All this has now been made much easier by the availability of an on-line app which essentially allows calculation of permeation rates and volumes permeated compared with chemical toxicity. This is possible because permeation is a well understood physical process that is entirely predictable provided you know the molecular structure of the specific chemical and the polymers in the barrier fabric that is trying to prevent it permeating.
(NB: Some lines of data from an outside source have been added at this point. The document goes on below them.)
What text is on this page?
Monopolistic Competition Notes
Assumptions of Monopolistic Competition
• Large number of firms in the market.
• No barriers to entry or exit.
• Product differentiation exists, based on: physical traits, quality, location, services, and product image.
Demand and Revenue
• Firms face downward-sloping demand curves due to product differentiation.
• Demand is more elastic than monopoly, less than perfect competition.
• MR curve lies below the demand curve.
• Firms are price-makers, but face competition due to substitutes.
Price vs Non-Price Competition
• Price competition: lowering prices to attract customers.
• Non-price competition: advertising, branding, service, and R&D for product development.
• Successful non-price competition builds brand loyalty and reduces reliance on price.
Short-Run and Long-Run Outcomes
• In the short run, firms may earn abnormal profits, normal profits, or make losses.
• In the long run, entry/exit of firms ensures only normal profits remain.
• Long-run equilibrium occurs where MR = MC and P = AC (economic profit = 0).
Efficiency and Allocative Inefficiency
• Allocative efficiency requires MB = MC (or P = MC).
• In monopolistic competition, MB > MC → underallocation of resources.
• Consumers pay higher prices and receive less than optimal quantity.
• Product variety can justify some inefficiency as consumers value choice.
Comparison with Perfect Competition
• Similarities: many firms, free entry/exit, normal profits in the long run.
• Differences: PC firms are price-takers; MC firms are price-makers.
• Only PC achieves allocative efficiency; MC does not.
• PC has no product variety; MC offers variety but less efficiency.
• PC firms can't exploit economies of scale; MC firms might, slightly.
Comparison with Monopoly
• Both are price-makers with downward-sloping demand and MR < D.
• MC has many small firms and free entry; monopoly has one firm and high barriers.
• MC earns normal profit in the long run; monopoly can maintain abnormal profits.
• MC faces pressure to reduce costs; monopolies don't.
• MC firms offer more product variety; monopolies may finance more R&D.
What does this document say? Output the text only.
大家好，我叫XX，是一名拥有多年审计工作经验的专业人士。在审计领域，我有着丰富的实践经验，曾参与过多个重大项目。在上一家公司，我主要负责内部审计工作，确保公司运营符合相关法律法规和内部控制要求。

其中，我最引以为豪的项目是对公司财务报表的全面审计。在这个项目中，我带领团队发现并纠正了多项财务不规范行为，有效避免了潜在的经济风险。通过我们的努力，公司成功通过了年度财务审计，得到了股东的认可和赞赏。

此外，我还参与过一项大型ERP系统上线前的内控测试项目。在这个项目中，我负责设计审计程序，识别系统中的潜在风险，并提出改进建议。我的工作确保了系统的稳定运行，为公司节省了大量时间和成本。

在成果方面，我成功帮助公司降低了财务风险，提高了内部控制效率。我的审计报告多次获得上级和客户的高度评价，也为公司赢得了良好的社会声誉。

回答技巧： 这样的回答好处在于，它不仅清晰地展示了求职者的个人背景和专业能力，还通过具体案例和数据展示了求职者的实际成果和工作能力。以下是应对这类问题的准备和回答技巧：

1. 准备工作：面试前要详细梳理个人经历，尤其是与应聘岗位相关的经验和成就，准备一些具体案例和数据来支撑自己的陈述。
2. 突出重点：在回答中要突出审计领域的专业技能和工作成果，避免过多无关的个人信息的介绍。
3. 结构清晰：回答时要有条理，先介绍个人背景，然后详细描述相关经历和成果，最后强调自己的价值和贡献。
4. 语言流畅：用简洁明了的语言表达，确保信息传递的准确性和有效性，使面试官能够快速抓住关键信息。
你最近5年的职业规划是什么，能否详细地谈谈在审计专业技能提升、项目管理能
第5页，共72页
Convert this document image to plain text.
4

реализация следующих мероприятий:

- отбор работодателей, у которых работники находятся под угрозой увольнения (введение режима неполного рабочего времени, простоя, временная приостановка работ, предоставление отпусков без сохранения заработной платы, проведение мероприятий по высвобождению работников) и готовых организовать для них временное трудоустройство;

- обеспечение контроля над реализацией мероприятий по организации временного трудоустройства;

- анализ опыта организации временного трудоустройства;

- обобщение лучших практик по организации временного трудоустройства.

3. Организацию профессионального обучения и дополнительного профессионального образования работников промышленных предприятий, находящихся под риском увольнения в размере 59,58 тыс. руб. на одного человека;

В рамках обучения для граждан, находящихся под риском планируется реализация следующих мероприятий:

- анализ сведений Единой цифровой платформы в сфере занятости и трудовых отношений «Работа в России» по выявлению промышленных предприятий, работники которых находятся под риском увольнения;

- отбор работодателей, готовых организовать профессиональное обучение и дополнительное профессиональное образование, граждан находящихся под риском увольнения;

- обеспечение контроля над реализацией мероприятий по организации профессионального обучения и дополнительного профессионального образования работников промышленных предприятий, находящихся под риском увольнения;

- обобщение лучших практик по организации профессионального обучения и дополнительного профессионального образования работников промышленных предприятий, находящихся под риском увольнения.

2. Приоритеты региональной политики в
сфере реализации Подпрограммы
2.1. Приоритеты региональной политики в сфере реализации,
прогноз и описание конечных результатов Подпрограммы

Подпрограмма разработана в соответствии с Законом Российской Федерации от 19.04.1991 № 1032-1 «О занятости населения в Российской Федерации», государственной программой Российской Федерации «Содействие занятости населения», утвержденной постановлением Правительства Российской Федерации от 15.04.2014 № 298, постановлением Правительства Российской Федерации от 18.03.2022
Further, it also incorporates different temperatures into the calculation so the higher permeation rate that a higher temperature might bring about can now be accounted for.
Frank said: “I still like to also look at physical test data and ensure there are no major differences in permeation rates. It’s a good built in safety margin which is good practice. But being able to take into account temperature is a big step forward. I’ve now been able to provide our on-site managers with complete tables of ‘safe-use’ times at different exposure levels and different temperatures for most of the chemicals we have on site.”
Summary
The fact is that throughout the global safety industry many users and managers involved in chemical protection believe that they already have a “safe-use” time provided by the normalised breakthrough in a permeation test. Even manufacturers commonly offer test “breakthrough” as if it is tantamount to a safe-use time. It is commonly believed that “>480 minutes” from a permeation test means precisely this, that you are safe for more than 480 minutes. It is a sobering realisation for many users that it does not mean this at all and that at the point of test “breakthrough” the chemical might already have been permeating through the fabric for some time.
Frank Schaaf at Evonik is leading the way not only in demonstrating understanding of this, but also with a method of calculating a “Safe-Use” time which uses the information correctly to calculate how long a suit can safely be used.
Of course this method of calculating safe-use times for chemical suits against specific chemicals – whether done manually as Frank has done or using a molecular modelling tool is not a complete fail-safe. At the very least, however, it is a method that uses the available information appropriately and moves considerably closer to an understanding of how long a chemical suit can be safely used against a chemical. Finally we’re moving closer to an answer to that key question, “How Long am I Safe?” that is based on reality rather than assumptions.